While the colloquial name is deer tick, rodents play an equally important role in the parasite’s lifecycle, and rodents are the sole cause of the ticks being a Lyme disease carrier.
There is an ongoing scientific and social debate whether or not culling deer populations actually decreases the risk of Lyme disease. Two recent studies come to completely different conclusions. One study concludes increases in Lyme disease are frequently not correlated with deer abundance and instead coincide with range-wide declines of red fox, the main predator of Lyme-carrying rodents. While another study concludes culling deer populations to levels that reduce the potential for ticks to successfully breed should be an important component of any long-term strategy to reduce the rise of Lyme disease.

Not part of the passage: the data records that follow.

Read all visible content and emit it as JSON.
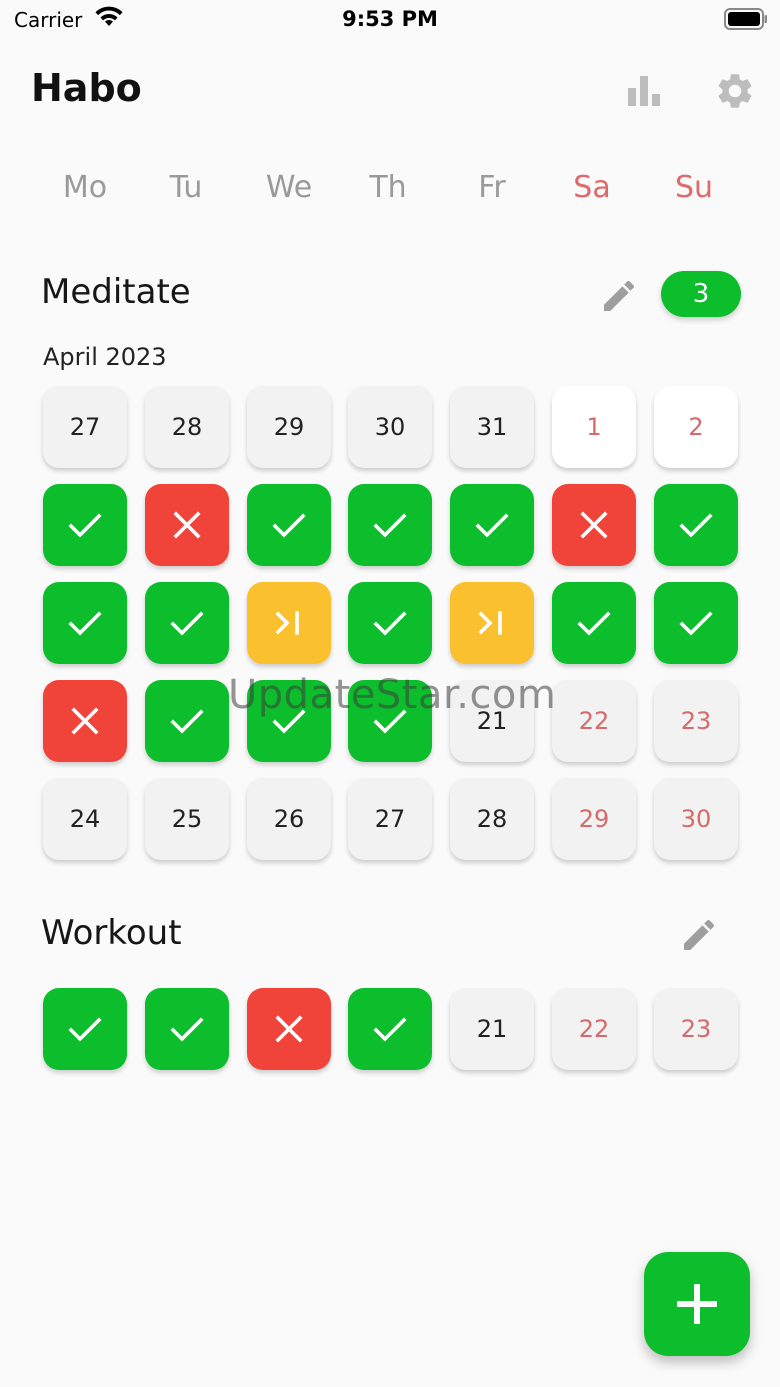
{
  "status_bar": {
    "carrier": "Carrier",
    "time": "9:53 PM"
  },
  "header": {
    "title": "Habo",
    "stats_icon": "bar-chart-icon",
    "settings_icon": "gear-icon"
  },
  "weekdays": [
    {
      "label": "Mo",
      "weekend": false
    },
    {
      "label": "Tu",
      "weekend": false
    },
    {
      "label": "We",
      "weekend": false
    },
    {
      "label": "Th",
      "weekend": false
    },
    {
      "label": "Fr",
      "weekend": false
    },
    {
      "label": "Sa",
      "weekend": true
    },
    {
      "label": "Su",
      "weekend": true
    }
  ],
  "colors": {
    "check": "#0cbd2c",
    "fail": "#f0443b",
    "skip": "#fbc02d",
    "weekend": "#de6b6b"
  },
  "habits": [
    {
      "name": "Meditate",
      "streak": "3",
      "month": "April 2023",
      "rows": [
        [
          {
            "s": "empty",
            "t": "27"
          },
          {
            "s": "empty",
            "t": "28"
          },
          {
            "s": "empty",
            "t": "29"
          },
          {
            "s": "empty",
            "t": "30"
          },
          {
            "s": "empty",
            "t": "31"
          },
          {
            "s": "future",
            "t": "1"
          },
          {
            "s": "future",
            "t": "2"
          }
        ],
        [
          {
            "s": "check"
          },
          {
            "s": "fail"
          },
          {
            "s": "check"
          },
          {
            "s": "check"
          },
          {
            "s": "check"
          },
          {
            "s": "fail"
          },
          {
            "s": "check"
          }
        ],
        [
          {
            "s": "check"
          },
          {
            "s": "check"
          },
          {
            "s": "skip"
          },
          {
            "s": "check"
          },
          {
            "s": "skip"
          },
          {
            "s": "check"
          },
          {
            "s": "check"
          }
        ],
        [
          {
            "s": "fail"
          },
          {
            "s": "check"
          },
          {
            "s": "check"
          },
          {
            "s": "check"
          },
          {
            "s": "empty",
            "t": "21"
          },
          {
            "s": "empty",
            "t": "22",
            "w": true
          },
          {
            "s": "empty",
            "t": "23",
            "w": true
          }
        ],
        [
          {
            "s": "empty",
            "t": "24"
          },
          {
            "s": "empty",
            "t": "25"
          },
          {
            "s": "empty",
            "t": "26"
          },
          {
            "s": "empty",
            "t": "27"
          },
          {
            "s": "empty",
            "t": "28"
          },
          {
            "s": "empty",
            "t": "29",
            "w": true
          },
          {
            "s": "empty",
            "t": "30",
            "w": true
          }
        ]
      ]
    },
    {
      "name": "Workout",
      "rows": [
        [
          {
            "s": "check"
          },
          {
            "s": "check"
          },
          {
            "s": "fail"
          },
          {
            "s": "check"
          },
          {
            "s": "empty",
            "t": "21"
          },
          {
            "s": "empty",
            "t": "22",
            "w": true
          },
          {
            "s": "empty",
            "t": "23",
            "w": true
          }
        ]
      ]
    }
  ],
  "watermark": "UpdateStar.com",
  "fab": {
    "icon": "plus-icon"
  }
}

The report goes on to note, “Additionally, good hunter access to deer habitat and a wide variety of (hunting) management tools (bait, unlimited tags, and incentive programs) are important components of a successful deer reduction strategy.”
For folks in the West who are seeing deer populations dramatically decline — as outlined in another new NWF report, “Legacy in the Crosshairs: ‘Colorado’s Mule-Deer Factory’ on the Decline” — the thought of culling deer herds may seem abhorred. However, some Eastern states have overpopulations of deer that are creating problems for forest ecology, among other concerns.The National Wildlife Federation supports the responsible and wise use of game animals, and understands that hunting has and will continue to create leaders of conservation. Hunting also generates hundreds of millions of dollars annually for wildlife conservation, including funding for non-game wildlife conservation. Hunting deer isn’t the solution to stop Lyme disease by any stretch, but if it encourages responsible, conservation-minded hunting, then great.
More importantly, what’s really disconcerting and troublesome is that many hunters are ticked off about the wrong things. Recent polls show that access and conservation are just as important to sportsmen as gun rights, but several organizations would rather overly focus on gun rights, predator control, or high fence trophy hunts, effectively diverting attention away from important habitat issues.
“If you hunt and you are not ticked off, you should be,” concluded Gale. “We need to direct our collective outrage to the problems actually hurting our sporting traditions like habitat loss and fragmentation and misguided proposals to dispose of our public lands, the birthright of all Americans. We can’t play into the hands of those who would limit opportunity by reducing access and hurting efforts to conserve fish and game habitat. We are obligated to future generations to take a stand by advocating for clean water, access and opportunity on public lands, and addressing threats like climate change that are already impacting fish and wildlife habitat.”